P. — Pourquoi Thommy Recco a-t-il accepté de répondre à vos questions ?
F. K. — La réponse n’a rien de romantique. Elle tient en trois lettres : EGO. Ensuite, il a rapidement compris qu’il pourrait mettre en place manipulation et séduction. Mais, hormis sa première femme, j’étais la seule à lui tenir tête. Je n’ai pas voulu de son argent, de ses cadeaux. Même si j’acceptais avec tendresse ses fleurs découpées dans les journaux et ses papillons morts ! Je lui ai montré que les femmes pouvaient aussi être des apnéistes qui passaient des nuits en mer, qui fléchaient leurs poissons à 25 mètres, qui parcouraient le monde avec un appareil photo et plongeaient avec des requins-tigres. Donc il n’allait pas m’impressionner.

P. — Comment cette enquête vous a-t-elle questionnée sur vous-même ?
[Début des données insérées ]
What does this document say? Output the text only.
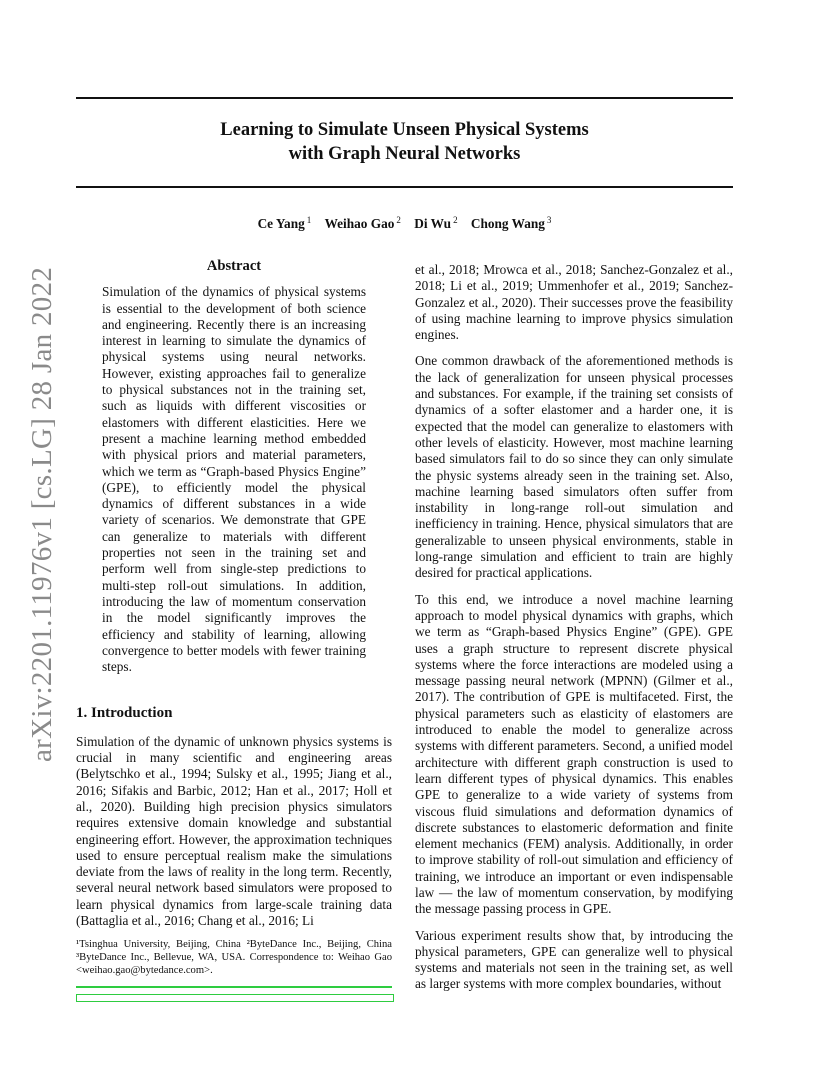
Learning to Simulate Unseen Physical Systems
with Graph Neural Networks
Ce Yang $^1$ Weihao Gao $^2$ Di Wu $^2$ Chong Wang $^3$
arXiv:2201.11976v1 [cs.LG] 28 Jan 2022
Abstract
Simulation of the dynamics of physical systems is essential to the development of both science and engineering. Recently there is an increasing interest in learning to simulate the dynamics of physical systems using neural networks. However, existing approaches fail to generalize to physical substances not in the training set, such as liquids with different viscosities or elastomers with different elasticities. Here we present a machine learning method embedded with physical priors and material parameters, which we term as “Graph-based Physics Engine” (GPE), to efficiently model the physical dynamics of different substances in a wide variety of scenarios. We demonstrate that GPE can generalize to materials with different properties not seen in the training set and perform well from single-step predictions to multi-step roll-out simulations. In addition, introducing the law of momentum conservation in the model significantly improves the efficiency and stability of learning, allowing convergence to better models with fewer training steps.
1. Introduction

Simulation of the dynamic of unknown physics systems is crucial in many scientific and engineering areas (Belytschko et al., 1994; Sulsky et al., 1995; Jiang et al., 2016; Sifakis and Barbic, 2012; Han et al., 2017; Holl et al., 2020). Building high precision physics simulators requires extensive domain knowledge and substantial engineering effort. However, the approximation techniques used to ensure perceptual realism make the simulations deviate from the laws of reality in the long term. Recently, several neural network based simulators were proposed to learn physical dynamics from large-scale training data (Battaglia et al., 2016; Chang et al., 2016; Li

¹Tsinghua University, Beijing, China ²ByteDance Inc., Beijing, China ³ByteDance Inc., Bellevue, WA, USA. Correspondence to: Weihao Gao <weihao.gao@bytedance.com>.

et al., 2018; Mrowca et al., 2018; Sanchez-Gonzalez et al., 2018; Li et al., 2019; Ummenhofer et al., 2019; Sanchez-Gonzalez et al., 2020). Their successes prove the feasibility of using machine learning to improve physics simulation engines.

One common drawback of the aforementioned methods is the lack of generalization for unseen physical processes and substances. For example, if the training set consists of dynamics of a softer elastomer and a harder one, it is expected that the model can generalize to elastomers with other levels of elasticity. However, most machine learning based simulators fail to do so since they can only simulate the physic systems already seen in the training set. Also, machine learning based simulators often suffer from instability in long-range roll-out simulation and inefficiency in training. Hence, physical simulators that are generalizable to unseen physical environments, stable in long-range simulation and efficient to train are highly desired for practical applications.

To this end, we introduce a novel machine learning approach to model physical dynamics with graphs, which we term as “Graph-based Physics Engine” (GPE). GPE uses a graph structure to represent discrete physical systems where the force interactions are modeled using a message passing neural network (MPNN) (Gilmer et al., 2017). The contribution of GPE is multifaceted. First, the physical parameters such as elasticity of elastomers are introduced to enable the model to generalize across systems with different parameters. Second, a unified model architecture with different graph construction is used to learn different types of physical dynamics. This enables GPE to generalize to a wide variety of systems from viscous fluid simulations and deformation dynamics of discrete substances to elastomeric deformation and finite element mechanics (FEM) analysis. Additionally, in order to improve stability of roll-out simulation and efficiency of training, we introduce an important or even indispensable law — the law of momentum conservation, by modifying the message passing process in GPE.

Various experiment results show that, by introducing the physical parameters, GPE can generalize well to physical systems and materials not seen in the training set, as well as larger systems with more complex boundaries, without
F. K. — L’écriture du Squale m’a obligée à être spectatrice de ma propre morale et de la frontière ténue entre ce que l’on doit moralement penser et ce que l’on ressent vraiment à l’état brut. C’est effrayant. J’ai ressenti un besoin de choix. J’ai monté une pyramide. En haut, la mer. En bas, les crimes. Face au meurtrier, je ressens de la colère, de l’incompréhension, une énergie noire. Le séducteur, lui, me fait rire parce qu’il tente de séduire comme dans les années 1950 et sans douter de rien. L’apnéiste hors normes et le nageur de combat me fascinent. Sa bienveillance paternelle constante m’interpelle. La créature marine sans limites me trouble. Pour moi, Thommy Recco, c’est d’abord la mer. Ses crimes ne m’appartiennent pas. J’ai vécu une apnée à nulle autre pareille. L’inconnu. La pression qui comprime et que l’on doit gérer avec calme. Sans jamais paniquer. Aller explorer un élément à la fois lumineux, sombre, froid. Être soumis constamment à la variation des reflets. Être parfois en état de grâce sous l’eau, dans un confort évident, puis le lendemain avoir le mal de mer. Plonger dans l’esprit d’un tueur, c’est être parfois obligé d’accepter sa main pour nager avec lui et ne pas sombrer dans des abîmes que l’on ne maîtrise pas. C’est savoir se raccrocher à sa lumière malgré ses ténèbres. C’était ma première expérience d’écriture. Je ne savais pas que ça pouvait ressembler à ça. Je l’ai compris quand mon éditrice, Ariane, m’a dit un jour : « Arrête de te cacher sans cesse derrière l’humour noir excessif. Mets-toi à poil, essaye de comprendre pourquoi tu veux tout tourner en dérision. Tu as peur de quoi ? » Je n’avais pas peur de Thommy mais de moi. L’écriture est un sous-marin qui se contrefout des issues de secours.